Prophesy is a good line of business, but it is full of risks.
The challenge of this market right now is in navigating between extended technical conditions and slowing momentum on one side -- and, on the other, little weakness in the major indices. The market isn't cracking, and some stocks, such as Apple (AAPL), are still running hot and hard, but breadth is slipping and small-caps are showing some signs of fatigue.
The top-callers are still very active, and they're looking for this market to fall apart at any moment. They have been wrong for weeks, but the nature of top-calling is to keep doing it until we finally see a downtick so they can proclaim victory. The fact of having racked up substantial losses is conveniently ignored in the excitement of eventually being the hero who does call the turn. We will see a turn at some point, but the folks who have worked so hard to predict it will have lost far more money than those who haven't bothered with that game.
An important thing to keep in mind about trend trading is that your level of bullishness will vary within a trend. Just because the market is still going up doesn't mean you won't temper your bullishness to some degree. In my own trading, the relative weakness of small-caps has caused me to cut back on my exposure. My money management demands that I protect gains and cut holdings that are starting to drag. While I'm not interested in trying to call a top and put on some short positions, I'm definitely going to play tight defense when things falter.

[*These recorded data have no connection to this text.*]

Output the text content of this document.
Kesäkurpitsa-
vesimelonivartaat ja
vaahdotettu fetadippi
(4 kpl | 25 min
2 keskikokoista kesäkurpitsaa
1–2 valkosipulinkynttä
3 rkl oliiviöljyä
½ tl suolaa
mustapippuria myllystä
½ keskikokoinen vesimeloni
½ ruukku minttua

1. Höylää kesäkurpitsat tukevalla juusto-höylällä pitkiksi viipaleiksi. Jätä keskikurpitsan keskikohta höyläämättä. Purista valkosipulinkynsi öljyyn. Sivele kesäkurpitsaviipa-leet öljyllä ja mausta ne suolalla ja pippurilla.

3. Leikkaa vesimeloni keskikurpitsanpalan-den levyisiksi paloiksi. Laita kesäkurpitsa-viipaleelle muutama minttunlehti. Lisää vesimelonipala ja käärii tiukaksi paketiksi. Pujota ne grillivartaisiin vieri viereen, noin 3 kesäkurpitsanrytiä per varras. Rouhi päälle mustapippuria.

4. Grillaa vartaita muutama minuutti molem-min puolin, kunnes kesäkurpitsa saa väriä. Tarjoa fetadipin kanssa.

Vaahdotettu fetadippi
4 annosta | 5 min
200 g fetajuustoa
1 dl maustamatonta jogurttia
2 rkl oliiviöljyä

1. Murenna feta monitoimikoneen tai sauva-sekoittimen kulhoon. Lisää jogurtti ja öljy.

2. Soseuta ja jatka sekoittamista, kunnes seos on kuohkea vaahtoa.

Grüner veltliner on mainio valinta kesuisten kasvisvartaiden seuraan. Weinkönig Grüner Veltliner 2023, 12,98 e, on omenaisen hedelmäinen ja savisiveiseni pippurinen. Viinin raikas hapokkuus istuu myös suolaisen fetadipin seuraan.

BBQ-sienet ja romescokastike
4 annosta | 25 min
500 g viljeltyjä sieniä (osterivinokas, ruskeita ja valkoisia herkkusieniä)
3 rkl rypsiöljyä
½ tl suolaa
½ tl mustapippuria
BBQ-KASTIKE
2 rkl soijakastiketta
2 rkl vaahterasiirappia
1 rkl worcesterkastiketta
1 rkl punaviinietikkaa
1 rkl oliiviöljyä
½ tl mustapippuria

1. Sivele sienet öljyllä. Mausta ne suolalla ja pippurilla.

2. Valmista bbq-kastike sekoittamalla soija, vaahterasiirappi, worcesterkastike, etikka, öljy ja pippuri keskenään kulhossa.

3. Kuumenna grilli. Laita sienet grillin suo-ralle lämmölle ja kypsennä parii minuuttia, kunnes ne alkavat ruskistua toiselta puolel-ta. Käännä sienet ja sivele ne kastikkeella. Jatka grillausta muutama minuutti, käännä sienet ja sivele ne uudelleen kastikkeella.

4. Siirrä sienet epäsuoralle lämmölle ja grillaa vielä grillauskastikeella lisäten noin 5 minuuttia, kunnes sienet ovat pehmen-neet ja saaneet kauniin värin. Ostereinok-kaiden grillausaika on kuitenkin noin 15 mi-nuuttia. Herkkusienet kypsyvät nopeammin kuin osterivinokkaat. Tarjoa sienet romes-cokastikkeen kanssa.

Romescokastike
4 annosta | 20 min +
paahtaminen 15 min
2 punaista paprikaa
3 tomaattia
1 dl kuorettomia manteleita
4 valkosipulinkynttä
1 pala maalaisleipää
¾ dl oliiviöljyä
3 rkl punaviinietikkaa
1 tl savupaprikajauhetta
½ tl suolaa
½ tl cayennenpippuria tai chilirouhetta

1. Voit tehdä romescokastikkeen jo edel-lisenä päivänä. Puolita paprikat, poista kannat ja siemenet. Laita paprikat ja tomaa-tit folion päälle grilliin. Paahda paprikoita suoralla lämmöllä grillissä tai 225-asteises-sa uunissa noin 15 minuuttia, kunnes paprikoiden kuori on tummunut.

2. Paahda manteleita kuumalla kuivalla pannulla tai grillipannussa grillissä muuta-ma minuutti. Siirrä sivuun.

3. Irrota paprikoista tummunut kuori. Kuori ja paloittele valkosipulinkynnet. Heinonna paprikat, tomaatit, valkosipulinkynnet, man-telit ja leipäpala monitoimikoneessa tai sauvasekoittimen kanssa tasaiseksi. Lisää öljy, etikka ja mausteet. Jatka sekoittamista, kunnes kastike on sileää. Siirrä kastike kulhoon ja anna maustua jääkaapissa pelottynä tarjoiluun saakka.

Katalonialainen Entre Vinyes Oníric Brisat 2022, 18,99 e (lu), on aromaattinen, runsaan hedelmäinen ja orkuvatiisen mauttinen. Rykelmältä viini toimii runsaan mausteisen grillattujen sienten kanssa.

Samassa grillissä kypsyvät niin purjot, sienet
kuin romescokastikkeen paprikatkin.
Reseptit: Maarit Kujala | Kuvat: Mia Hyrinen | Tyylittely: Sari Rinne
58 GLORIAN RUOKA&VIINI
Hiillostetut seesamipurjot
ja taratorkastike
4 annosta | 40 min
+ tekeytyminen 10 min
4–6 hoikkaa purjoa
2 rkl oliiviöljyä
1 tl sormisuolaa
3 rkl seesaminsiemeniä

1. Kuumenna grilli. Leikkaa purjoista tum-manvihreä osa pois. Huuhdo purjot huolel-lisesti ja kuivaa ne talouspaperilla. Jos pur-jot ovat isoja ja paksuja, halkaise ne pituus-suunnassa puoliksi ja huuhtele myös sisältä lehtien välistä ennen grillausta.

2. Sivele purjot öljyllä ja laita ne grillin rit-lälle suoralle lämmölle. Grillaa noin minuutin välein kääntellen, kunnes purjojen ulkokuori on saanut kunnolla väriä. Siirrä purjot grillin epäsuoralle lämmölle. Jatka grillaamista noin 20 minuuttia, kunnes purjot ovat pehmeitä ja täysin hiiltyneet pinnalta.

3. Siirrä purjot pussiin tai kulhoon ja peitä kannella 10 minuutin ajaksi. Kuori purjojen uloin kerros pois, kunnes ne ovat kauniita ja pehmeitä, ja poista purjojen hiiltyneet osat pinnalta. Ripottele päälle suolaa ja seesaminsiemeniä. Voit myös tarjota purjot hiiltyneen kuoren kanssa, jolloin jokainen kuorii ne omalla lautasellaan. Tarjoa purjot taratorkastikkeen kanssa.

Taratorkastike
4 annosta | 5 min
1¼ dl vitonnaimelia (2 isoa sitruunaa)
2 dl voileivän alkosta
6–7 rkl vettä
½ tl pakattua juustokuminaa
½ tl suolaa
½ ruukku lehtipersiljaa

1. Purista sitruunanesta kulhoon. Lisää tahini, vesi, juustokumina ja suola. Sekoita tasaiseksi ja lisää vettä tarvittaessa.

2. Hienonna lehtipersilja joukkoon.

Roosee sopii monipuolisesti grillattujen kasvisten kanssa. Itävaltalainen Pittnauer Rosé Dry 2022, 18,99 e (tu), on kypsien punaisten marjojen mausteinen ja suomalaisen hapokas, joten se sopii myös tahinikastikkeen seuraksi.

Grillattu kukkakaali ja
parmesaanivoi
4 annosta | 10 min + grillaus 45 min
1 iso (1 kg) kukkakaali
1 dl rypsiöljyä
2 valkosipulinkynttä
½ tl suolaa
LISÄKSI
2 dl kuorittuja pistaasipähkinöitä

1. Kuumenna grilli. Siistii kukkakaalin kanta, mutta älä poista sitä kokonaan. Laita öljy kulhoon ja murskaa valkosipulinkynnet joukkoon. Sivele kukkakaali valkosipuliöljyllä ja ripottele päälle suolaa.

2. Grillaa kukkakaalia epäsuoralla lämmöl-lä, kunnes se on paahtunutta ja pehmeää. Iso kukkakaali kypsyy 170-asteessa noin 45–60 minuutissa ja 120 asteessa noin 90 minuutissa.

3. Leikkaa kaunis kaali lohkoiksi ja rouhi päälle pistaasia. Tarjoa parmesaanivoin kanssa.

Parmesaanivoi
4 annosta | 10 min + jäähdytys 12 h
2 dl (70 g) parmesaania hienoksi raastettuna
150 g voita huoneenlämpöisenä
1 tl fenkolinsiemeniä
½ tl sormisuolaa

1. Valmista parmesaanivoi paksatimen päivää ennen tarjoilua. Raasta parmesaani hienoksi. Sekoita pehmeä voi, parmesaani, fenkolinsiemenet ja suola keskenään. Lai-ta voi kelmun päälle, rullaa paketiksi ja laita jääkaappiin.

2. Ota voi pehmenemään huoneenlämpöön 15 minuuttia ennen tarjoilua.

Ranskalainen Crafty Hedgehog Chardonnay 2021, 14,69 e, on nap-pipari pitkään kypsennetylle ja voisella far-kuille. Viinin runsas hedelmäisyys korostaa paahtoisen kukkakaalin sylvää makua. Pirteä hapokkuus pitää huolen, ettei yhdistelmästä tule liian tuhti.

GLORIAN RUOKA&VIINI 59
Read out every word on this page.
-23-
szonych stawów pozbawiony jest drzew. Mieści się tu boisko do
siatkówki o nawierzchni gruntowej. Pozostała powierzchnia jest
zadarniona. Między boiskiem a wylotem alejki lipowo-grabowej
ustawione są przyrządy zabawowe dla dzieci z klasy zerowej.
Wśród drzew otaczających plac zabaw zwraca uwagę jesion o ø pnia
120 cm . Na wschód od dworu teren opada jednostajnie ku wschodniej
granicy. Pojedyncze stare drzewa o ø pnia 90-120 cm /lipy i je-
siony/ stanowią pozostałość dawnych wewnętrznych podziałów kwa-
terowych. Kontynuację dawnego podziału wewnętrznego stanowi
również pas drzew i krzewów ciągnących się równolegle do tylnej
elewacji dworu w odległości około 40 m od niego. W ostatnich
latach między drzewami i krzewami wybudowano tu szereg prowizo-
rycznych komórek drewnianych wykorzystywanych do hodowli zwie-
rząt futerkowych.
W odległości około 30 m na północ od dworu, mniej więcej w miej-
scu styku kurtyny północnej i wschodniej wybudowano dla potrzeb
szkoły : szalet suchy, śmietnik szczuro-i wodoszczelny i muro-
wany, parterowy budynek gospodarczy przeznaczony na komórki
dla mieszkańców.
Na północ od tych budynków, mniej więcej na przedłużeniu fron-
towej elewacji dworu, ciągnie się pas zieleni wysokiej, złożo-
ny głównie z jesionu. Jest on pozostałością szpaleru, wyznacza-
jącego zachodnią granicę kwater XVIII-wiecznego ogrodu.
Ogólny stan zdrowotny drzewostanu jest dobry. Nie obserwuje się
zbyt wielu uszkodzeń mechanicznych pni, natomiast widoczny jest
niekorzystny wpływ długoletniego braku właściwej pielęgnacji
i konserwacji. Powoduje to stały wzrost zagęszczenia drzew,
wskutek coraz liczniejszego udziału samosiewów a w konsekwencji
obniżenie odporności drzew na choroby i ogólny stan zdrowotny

The most notable characteristic of this market lately has been the relative weakness of small-caps, while a few big-caps -- especially Apple -- are still attracting buyers. What's going on is that the aggressive momentum money is focusing on a narrower group of stocks. Hot money wants to go where the hot money is active, and right now that is mainly in Apple.
The biggest mistake you can make with Apple is to believe the action has something to do with the company's fundamentals or technicals. Apple is simply the target of intense focus by extremely short-term money that is doing quite well trading the stock intraday. It is rather similar to a Ponzi scheme: The folks trading it are confident that there are more folks out there willing to pay an even higher price. At some point, new buyers will hesitate, and there be a sharp dip. But, for right now it feels as though this stock will never go down again, and that will keep the traders swarming.
I'll continue to dig for buys and will do my best to ignore the top-callers. The weakness in small-caps is a challenge, but a few days of rest will help create some new opportunities. It isn't hard to find reasons to worry, but until the price action shifts, won't be very productive, either.